High Flying Bird


2019 sports movie without the sports

Rating: 10/20

Plot: A sports agent tries to keep his head above water and help his players survive a professional basketball lockout.

The best part of this movie is a scene where Kyle MacLachlan blows a snot rocket. That can't be a good thing.

I'm not sure what Steven Soderbergh is doing with these iPhones, but I don't like it. Opening dialogue is shot from all these odd camera angles that really don't add anything at all. Later, there's a conversation with five people in an office, and the camera work is about as bad as I've seen in a long time. I'm talking inept filmmaker bad. One shot that sort of typifies the way this movie is shot is one where characters at a bar are partially obscured by three glasses filled with limes, lemons, and cherries. Why? What's the point?

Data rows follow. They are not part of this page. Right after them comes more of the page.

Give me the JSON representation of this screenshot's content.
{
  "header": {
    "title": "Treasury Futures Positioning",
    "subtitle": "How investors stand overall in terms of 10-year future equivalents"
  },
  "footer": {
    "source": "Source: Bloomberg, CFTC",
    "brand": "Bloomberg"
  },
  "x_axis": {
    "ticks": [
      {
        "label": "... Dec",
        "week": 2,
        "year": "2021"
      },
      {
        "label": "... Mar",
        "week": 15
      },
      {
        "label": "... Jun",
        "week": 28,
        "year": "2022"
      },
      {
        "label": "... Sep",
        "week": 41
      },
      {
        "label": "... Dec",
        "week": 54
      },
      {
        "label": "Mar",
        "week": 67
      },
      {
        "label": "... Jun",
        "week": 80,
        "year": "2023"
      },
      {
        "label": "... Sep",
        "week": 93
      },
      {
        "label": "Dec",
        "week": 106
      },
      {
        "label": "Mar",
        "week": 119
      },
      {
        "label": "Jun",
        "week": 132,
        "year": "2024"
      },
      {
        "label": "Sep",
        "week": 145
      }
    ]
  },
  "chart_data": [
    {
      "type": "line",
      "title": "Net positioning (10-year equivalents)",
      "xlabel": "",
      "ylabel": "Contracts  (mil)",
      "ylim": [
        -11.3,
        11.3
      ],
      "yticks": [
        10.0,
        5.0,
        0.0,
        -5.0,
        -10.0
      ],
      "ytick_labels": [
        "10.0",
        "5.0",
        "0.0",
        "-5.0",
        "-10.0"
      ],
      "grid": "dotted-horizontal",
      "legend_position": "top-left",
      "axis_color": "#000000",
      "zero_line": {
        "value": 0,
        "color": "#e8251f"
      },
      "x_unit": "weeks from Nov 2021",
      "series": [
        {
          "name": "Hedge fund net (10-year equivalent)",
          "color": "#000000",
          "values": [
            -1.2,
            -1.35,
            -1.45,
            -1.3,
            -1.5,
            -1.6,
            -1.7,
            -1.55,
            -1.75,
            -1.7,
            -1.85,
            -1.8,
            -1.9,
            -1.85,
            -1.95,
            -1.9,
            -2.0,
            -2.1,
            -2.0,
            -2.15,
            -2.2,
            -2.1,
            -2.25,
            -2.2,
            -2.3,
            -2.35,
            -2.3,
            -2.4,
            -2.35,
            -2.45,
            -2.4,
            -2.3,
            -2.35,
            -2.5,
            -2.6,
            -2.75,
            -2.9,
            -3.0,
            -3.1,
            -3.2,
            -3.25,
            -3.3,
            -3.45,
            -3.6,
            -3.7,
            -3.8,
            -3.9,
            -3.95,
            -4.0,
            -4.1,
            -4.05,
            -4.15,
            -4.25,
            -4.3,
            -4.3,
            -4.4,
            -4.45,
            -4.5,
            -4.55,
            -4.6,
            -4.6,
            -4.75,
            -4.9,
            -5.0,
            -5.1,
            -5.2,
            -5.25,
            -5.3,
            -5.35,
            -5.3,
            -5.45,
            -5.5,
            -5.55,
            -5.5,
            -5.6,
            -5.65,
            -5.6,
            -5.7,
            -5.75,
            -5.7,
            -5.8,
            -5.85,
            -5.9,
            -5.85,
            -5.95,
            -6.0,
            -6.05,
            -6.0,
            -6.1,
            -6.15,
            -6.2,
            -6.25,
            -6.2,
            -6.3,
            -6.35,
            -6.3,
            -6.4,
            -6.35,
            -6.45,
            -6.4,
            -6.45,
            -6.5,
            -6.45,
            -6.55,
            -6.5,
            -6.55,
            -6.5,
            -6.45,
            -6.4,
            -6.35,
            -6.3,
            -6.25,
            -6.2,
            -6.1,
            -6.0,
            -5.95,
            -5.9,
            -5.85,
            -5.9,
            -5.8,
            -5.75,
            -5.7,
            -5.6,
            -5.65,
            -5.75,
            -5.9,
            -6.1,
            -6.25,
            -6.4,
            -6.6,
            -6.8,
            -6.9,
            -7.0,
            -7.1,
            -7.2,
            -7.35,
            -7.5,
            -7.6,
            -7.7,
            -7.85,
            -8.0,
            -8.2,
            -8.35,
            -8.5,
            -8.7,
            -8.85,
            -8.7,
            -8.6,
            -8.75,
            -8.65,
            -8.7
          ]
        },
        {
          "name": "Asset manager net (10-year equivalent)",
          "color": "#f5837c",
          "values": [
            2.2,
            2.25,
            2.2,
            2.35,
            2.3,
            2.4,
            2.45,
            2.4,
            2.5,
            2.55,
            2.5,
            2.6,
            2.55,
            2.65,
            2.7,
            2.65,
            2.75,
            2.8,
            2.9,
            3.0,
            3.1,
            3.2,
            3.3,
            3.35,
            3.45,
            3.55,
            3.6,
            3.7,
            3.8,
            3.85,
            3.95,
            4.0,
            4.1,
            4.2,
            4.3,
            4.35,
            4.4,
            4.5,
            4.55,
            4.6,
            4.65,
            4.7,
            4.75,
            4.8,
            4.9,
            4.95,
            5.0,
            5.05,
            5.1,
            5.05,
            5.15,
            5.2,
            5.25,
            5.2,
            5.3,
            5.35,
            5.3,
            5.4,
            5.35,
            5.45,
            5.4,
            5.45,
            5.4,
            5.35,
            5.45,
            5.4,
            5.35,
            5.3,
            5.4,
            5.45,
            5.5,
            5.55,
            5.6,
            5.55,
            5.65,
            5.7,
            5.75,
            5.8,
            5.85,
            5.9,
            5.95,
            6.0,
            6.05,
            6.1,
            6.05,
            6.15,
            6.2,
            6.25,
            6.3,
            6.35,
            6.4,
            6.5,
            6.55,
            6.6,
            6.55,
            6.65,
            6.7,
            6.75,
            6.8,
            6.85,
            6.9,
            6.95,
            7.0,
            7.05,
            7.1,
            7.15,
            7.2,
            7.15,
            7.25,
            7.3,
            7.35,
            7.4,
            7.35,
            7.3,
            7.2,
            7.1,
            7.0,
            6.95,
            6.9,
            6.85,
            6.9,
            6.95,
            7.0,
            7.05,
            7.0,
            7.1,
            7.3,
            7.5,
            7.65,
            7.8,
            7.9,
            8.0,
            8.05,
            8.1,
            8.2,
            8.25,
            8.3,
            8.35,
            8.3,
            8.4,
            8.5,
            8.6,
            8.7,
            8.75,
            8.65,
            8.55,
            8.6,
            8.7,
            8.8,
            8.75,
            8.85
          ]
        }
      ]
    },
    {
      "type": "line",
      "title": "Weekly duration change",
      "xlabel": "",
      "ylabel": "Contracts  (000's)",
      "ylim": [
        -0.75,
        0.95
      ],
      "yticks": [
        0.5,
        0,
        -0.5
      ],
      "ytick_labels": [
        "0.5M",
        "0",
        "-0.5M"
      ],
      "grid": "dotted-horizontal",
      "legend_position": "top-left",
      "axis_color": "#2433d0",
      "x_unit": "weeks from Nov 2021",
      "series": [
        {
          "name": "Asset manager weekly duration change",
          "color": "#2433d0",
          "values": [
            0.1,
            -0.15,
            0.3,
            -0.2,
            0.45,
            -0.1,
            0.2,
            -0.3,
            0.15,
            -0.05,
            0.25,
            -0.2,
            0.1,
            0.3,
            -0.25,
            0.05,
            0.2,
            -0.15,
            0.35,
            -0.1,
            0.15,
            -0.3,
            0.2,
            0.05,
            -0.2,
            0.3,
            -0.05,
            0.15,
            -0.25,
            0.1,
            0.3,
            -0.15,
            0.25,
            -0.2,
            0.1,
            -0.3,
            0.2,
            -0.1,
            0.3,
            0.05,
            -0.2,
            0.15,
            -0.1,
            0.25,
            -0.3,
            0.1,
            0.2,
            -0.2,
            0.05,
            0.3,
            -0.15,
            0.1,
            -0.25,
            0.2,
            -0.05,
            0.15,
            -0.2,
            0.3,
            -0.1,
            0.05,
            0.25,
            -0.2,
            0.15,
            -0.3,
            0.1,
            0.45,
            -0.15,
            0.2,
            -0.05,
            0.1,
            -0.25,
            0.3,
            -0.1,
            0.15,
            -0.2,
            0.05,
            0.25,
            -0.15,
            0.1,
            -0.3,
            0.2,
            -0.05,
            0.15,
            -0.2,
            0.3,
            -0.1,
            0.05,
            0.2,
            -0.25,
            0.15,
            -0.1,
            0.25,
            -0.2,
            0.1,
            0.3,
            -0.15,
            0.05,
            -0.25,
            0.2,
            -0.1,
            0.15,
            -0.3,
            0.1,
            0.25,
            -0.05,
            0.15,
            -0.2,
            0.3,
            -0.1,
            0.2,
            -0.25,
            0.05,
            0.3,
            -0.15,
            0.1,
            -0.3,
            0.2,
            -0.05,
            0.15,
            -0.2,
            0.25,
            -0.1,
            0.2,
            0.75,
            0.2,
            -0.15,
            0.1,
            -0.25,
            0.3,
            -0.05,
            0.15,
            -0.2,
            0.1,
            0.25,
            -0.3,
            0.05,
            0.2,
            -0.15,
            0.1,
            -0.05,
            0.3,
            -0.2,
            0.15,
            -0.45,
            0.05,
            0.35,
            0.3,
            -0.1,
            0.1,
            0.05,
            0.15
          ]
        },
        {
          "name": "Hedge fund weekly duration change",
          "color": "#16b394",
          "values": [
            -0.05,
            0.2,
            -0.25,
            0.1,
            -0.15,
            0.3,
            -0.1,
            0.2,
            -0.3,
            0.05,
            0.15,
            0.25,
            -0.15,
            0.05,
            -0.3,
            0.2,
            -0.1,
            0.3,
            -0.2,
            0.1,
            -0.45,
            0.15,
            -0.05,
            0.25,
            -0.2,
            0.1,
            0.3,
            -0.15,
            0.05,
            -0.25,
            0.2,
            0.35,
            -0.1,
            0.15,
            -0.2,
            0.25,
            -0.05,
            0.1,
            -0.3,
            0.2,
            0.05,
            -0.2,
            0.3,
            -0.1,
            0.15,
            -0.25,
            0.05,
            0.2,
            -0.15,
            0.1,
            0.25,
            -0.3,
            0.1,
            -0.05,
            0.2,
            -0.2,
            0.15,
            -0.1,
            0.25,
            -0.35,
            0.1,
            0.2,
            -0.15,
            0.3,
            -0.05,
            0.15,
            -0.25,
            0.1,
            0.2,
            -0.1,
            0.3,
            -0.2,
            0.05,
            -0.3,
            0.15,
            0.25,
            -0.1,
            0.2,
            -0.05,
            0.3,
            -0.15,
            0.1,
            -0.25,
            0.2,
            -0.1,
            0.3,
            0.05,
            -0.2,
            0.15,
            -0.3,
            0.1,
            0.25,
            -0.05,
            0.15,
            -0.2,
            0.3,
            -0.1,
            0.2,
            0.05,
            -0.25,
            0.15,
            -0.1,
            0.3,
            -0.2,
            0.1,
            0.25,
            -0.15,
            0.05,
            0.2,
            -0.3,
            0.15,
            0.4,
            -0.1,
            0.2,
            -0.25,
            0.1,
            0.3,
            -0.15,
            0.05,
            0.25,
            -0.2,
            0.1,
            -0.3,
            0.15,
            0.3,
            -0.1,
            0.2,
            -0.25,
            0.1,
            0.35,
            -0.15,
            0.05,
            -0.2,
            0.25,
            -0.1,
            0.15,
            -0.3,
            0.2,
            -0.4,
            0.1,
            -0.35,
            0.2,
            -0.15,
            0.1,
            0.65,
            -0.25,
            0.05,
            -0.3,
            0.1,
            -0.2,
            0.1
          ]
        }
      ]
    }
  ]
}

This was written by Tarrell Alvin McCraney, the screenwriter for Moonlight. The script wasn't as bad as the camerawork, but it wasn't as good as you'd expect from the screenwriter for Moonlight either. Sports jargon and street slang seemed forced in. The acting didn't help, some performers saying almost every single one of their lines like it was the most important thing that's every been said or will ever be said. Bill Duke, who I recently saw playing a very creepy character in Mandy, is playing a not-so-creepy character here. I enjoy seeing him. And I really think Zazie Beetz has that "it" that will make her always worth watching. Others were not so good.

There were lots of references to slavery in this, and while I think the ideas behind this movie were good ones and definitely worth exploring, it really should have been done with more care. It's a poorly-told story with incomplete characters . Poorly written, poorly shot, and poorly edited, this is the film equivalent of a double dribble.

At least I enjoyed the two Richie Havens songs that bookended this movie.

I'm going to pat myself on the back for that basketball reference and then go to bed.